〜業に狂いし杯弓蛇影〜
▮魔王
リヴァイアとシェゾ。
二人の来訪客からもたらされた情報に、私は思わず笑みが浮かんだ。
勇者一行のパーティー構成。
それが明らかになったのだ。
私は詳細を開き、現在のアルカナキャストの進行状況を確認する。
勇者陣営を意味する正位置のタロットが…4つ。
女教皇、力、隠者。そして、正義。
イメージではあるが、女教皇は真なる聖女であるアリアデルだとするならば、力は金竜、隠者がヴァンパイアと見るべきか…。正義は考えるまでもない。
逆に魔王陣営を意味する逆位置のタロットが…7つ。
愚者、魔術師、女帝、恋人、運命の輪、節制。そして、悪魔。
単純に見れば進行状況はこちらが優勢。
しかしながら、要注意は金竜とヴァンパイアの二人。
レベル63のシェゾが手も足も出ないレベルということはレベル70前後が確定…。これは今後奴らと交戦する際には重要なデータになる。
「ふ、フハハハハ…。」
意図せず溢れ出した笑声に、当惑の視線が向けられる中、私は一つの感情に支配されていた。
「生きていたか…。嬉しいぞ。そう来なくては面白くない。」
そう、私の心の中で満ち溢れ、思わず言葉として漏れ出したこの独白は、不俱戴天の敵である勇者プレイヤーの無事を喜ぶものだった。
リヴァイアとシェゾから聞き及んだだけではあるが、ルネリオスでの一事だけを聞いても思った以上にクレバーな相手である。
チュートリアルの際にも、その奇抜さと破天荒さには多少なりとも驚かされたものだが、この私と陣取遊戯をする対戦相手としては申し分ない知略の持ち主ということだ。
柄にもなく高まる高揚感を抑え、視線を上げる。
「貴重な情報感謝する。
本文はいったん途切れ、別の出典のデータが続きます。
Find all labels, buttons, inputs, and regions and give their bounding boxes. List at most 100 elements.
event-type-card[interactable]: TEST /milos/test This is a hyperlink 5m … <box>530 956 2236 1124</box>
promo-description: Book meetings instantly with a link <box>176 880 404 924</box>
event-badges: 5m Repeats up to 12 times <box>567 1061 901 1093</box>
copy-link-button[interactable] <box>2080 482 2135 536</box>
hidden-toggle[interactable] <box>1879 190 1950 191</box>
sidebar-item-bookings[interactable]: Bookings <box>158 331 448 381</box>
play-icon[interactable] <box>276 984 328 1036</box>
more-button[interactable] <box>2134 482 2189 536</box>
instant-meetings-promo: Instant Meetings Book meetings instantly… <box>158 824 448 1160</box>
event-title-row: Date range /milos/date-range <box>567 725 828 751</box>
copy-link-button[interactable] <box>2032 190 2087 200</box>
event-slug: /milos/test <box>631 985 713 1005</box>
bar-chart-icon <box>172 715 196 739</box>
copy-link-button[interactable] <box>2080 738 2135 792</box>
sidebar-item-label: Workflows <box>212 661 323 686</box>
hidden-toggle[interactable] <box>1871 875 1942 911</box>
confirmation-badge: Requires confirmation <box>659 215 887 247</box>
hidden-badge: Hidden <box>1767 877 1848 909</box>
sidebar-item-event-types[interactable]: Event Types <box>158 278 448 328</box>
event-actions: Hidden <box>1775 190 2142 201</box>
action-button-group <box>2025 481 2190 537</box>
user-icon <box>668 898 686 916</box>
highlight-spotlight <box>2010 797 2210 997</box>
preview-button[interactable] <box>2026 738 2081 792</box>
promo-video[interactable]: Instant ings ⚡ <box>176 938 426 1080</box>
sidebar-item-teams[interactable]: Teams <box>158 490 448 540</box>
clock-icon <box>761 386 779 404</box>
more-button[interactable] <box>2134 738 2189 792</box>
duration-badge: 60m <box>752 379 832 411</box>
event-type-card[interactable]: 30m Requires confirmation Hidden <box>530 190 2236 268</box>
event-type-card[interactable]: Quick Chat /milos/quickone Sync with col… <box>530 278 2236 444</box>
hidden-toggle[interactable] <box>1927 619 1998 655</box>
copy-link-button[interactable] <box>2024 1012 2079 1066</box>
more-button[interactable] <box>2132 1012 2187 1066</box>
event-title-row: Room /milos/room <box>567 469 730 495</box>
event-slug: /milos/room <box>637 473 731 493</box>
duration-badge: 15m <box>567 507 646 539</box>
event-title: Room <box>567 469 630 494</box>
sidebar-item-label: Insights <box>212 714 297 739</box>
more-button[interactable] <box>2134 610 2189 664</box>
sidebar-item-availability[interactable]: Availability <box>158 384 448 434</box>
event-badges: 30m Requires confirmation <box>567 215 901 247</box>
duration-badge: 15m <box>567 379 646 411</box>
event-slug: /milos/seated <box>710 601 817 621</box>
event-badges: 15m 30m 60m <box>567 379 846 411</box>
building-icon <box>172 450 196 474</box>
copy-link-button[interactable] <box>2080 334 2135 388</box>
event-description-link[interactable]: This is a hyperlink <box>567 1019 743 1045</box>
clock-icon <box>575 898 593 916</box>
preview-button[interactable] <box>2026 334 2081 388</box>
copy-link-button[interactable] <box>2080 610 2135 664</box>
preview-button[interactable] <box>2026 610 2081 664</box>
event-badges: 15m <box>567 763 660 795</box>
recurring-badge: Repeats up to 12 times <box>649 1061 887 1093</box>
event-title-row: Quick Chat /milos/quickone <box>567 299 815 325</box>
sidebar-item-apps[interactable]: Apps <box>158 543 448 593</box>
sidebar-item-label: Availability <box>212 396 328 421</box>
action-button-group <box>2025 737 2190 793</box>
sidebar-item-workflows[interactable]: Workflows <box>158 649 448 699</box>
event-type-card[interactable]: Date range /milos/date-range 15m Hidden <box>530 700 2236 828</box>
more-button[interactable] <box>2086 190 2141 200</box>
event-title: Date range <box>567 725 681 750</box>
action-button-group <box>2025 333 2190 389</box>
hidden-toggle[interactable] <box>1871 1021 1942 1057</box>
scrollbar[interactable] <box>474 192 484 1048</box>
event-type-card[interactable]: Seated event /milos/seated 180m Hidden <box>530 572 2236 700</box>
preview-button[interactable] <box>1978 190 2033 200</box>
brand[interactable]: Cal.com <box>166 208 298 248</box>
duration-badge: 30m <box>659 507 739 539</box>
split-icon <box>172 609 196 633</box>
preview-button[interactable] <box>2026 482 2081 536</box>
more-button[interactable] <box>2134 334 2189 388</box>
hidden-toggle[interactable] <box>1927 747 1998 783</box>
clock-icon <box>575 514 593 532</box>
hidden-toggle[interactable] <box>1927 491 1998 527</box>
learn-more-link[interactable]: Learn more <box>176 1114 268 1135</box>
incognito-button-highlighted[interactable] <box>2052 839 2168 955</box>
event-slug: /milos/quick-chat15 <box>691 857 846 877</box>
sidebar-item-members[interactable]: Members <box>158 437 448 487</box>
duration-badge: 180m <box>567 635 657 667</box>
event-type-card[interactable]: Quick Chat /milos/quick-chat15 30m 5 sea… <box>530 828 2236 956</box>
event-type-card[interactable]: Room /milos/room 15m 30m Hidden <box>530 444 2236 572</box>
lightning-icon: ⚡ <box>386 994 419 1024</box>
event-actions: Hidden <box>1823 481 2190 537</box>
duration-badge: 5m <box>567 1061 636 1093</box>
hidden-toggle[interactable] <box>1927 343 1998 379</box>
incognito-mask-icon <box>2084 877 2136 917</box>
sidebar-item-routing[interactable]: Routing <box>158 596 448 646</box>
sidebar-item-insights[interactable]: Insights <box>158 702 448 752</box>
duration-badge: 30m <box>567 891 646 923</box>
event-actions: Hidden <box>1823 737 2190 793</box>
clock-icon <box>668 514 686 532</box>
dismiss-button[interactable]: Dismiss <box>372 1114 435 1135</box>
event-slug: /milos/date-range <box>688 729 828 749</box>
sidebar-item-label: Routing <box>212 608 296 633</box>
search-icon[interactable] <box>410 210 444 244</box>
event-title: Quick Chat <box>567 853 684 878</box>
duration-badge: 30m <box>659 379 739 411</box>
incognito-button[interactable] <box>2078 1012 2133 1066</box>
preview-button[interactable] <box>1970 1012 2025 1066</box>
聞くに二人はエルデガルドでは追われる身、望むのであれば私の庇護の元で匿うことも吝かではない。ラーヴァクラフトでの永住権をもって褒美としたいが、いかがかな?」
私の言葉に、リヴァイアとシェゾは互いに目を合わせる。そして、暫しの沈黙の後、リヴァイアが口を開く。
「まことに…まことに慈悲深き御配慮…感謝の意を伝える言葉も思い浮かびません。そのお申し出、本来ならば即決でお受けしたいのですが…。」
言葉を一度呑み込み、嗚咽を噛み殺したような声で続ける。
「リーヴァは…どうしても諦めきれないのです!あの女を…リーヴァの手で八つ裂きにしてやりたい!どうかリーヴァ達を魔王様の配下に加えてくださいませ!どうか…!!」
「却下だ。」
頭を床に擦りつけながら懇願するリヴァイアに対し、私は無感情に言い放つ。
その言葉に、リヴァイアは目を戦慄かせた。
「な…なぜ…。」
「私と彼らは確かに敵対関係にあるが、私には彼らを殺す意思がないからだ。だからこそ、貴公の殺意に応えられるような職や任務を与えることが出来ない。これで理解してもらえるかな?」
リヴァイアは奥歯を噛みしめ、視線を落とす。
女の嫉妬と執念は恐ろしい。
話を聞けば、完全に逆恨みだ。まあ、それはどうでもいいにしろ、その憎き対象であるアリアデルは十中八九アルカナキャストだ。殺されてはかなわん。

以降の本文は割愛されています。